Trust became a central concern while developing FutureCast. In our consulting work, we’re developing internal policies—nothing goes to a client without human review. With FutureCast, there’s no review before delivery, so we’re clear about what it is: a provocation, not a promise. A starting point, not a finished product.

Some might worry that tools like this devalue what consultants do. But my hope is the opposite—that it opens the door for more people to see the value of facilitated, human-led strategy work. You get what you pay for—but sometimes you need a taste before you commit.

 

Surprises and Reconnection

What surprised me most? The hard stuff wasn’t the conceptual heavy lifting—it was the formatting. Getting a bulleted list to display correctly took more time than generating a coherent narrative. That mismatch between what AI finds easy and what it finds hard is something we’ll all need to navigate.

But more than anything, this project reconnected me to something I hadn’t felt in a long time. These days, my role is mostly about business development and operations.
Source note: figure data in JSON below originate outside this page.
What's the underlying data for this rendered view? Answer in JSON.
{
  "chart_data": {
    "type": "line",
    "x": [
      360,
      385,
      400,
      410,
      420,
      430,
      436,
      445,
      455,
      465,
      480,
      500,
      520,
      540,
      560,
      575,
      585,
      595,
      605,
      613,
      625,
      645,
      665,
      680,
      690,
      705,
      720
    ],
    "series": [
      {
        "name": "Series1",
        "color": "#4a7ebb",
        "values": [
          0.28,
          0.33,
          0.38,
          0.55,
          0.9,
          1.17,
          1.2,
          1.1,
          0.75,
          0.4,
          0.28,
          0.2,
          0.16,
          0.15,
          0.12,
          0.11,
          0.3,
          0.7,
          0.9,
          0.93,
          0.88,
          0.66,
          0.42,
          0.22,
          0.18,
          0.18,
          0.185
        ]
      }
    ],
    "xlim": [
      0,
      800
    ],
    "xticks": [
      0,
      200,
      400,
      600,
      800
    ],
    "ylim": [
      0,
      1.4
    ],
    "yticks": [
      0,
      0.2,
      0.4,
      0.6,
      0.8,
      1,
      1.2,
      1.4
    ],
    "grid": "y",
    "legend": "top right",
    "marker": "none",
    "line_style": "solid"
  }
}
Building FutureCast brought me back to the hands-on creative flow that made me fall in love with design in the first place. I worked nights and weekends not because I had to—but because I couldn’t wait to keep going.

 

Looking Ahead

I’m excited by the potential to reimagine how we deliver value. What other strategic methodologies could we reshape through AI? Could DesignMap one day have both a consulting practice and a product studio?

As design leaders, our job isn’t just to defend the past. It’s to help shape what comes next. That means experimenting. Being transparent. Inviting critique. All things good designers already know how to do.

FutureCast is one small experiment—but I hope it sparks more. I welcome your feedback, your skepticism, and most of all, your participation in shaping what responsible, human-centered AI design can look like.